2012-11-26

The Likeability of Awkward

I much admire Jonathan Franzen. Some of the articles he has written has been a great influence on me, on how I think about writing and, well, life. This weekend I have devoted to his collection of what? essays? articles? memoir? - "The Discomfort Zone", a book he has dedicated to his two older brothers. It can´t be easy to write a book like this, being so very candid as he is. Nor can it be easy to have a younger brother baring it all, though his success must be of some comfort. I hope.

Franzen, to me, falls roughly in the category of comedians like Ricky Gervais and John Cleese. Reading his novels is a bit like watching an episode of "The Office", where David Brent makes one big social cockup after another. Or like when Basil, in "Fawlty Towers", goes into a spin and makes a big problem out of something that wasn´t even an issue before it came into contact with him. I sit in my sofa and want to look away, but I can´t, so I put up my hands to cover my face, but still look through my fingers. I talk to the screen, nonono, don´t go there, don´t do that, dooon´t...

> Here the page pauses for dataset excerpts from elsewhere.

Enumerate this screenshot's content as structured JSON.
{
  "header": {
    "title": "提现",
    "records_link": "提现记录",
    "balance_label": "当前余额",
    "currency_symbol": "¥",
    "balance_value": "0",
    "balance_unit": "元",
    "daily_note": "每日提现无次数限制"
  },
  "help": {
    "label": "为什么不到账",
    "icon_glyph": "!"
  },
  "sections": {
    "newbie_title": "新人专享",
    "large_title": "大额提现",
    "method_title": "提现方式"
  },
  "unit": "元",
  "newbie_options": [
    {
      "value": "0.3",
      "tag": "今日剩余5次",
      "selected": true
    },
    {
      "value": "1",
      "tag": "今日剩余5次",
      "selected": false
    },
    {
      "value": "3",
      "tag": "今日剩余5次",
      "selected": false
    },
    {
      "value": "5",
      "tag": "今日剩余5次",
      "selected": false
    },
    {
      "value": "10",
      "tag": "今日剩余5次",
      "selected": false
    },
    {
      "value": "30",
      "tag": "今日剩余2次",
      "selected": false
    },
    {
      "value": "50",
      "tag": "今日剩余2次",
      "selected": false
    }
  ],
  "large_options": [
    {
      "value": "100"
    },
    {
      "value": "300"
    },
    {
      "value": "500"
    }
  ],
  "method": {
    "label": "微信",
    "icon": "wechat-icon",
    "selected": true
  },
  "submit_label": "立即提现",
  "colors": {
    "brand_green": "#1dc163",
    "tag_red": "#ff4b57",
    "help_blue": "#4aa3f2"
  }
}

That´s what it´s like for me to read Franzen, that´s what "The Corrections" was like, and "Freedom", too. He is so very clever at getting his characters into just that, yes: that dis-comfort zone, that each of us have been in for ourselves and will be in again. And, I laugh. Cringe and laugh. So yes, absolutely I think he does great comedy, though that isn´t how his writing is labeled.

In this book, he writes about his childhood in Webster Groves, Missouri, where he grew up as the youngest son of three. As a child, he identified with Snoopy, as if, being the youngest, he wasn´t really considered as human as the other members of his family. I suppose this early outsider position is a hotbed for a novelist in the making. And he continues to be a bit offside, a bit nerdy, a bit undiligent at most things that his father considers useful and formative. He should have been an engineer, of course (who shouldn´t have been that?), but instead he persists and studies German. It doesn´t surprise me that he knows his way around Goethe and Mann, having read his novels. And the way he tells the tales of his life makes it clear that just like with Flaubert, his characters are him. At least a bit of him. Or a large chunk of him.

Even on television, Franzen comes off as being rather awkward. He is not particularly likeable, and from that famous Oprah-incident and on, he has been gauche every time I have seen him. But it kind of adds to his writing, makes him more authentic, in my mind at least. It makes me like him more that he is a bit lacking in the charms department. He gets his work out there, is having great success, and makes a significant contribution to my reading, as well as other peoples.

And one thing that I keep thinking all through this read is, what does it cost to keep the past so alive? Particularly a past that is painful. Some writers are so great at writing about awkward stuff, they seem to remember the past in such detail, and I can´t help but think that it must take its toll on them. Of course, the artists who can, may be of great help to others, and I imagine there is great reward in this. I am, personally, a great believer in balancing one´s books and then closing them; moving on in life, looking forward and not dwell on the past. I just can´t imagine ever wanting to write anything as personal as this, myself.

If you haven´t read Franzen, if you think those novels seem lengthy and heavy, do read "The Discomfort Zone". It´s actually a great introduction to Franzen´s work. You will get an idea of where he gets his stuff and how he writes. I highly recommend him.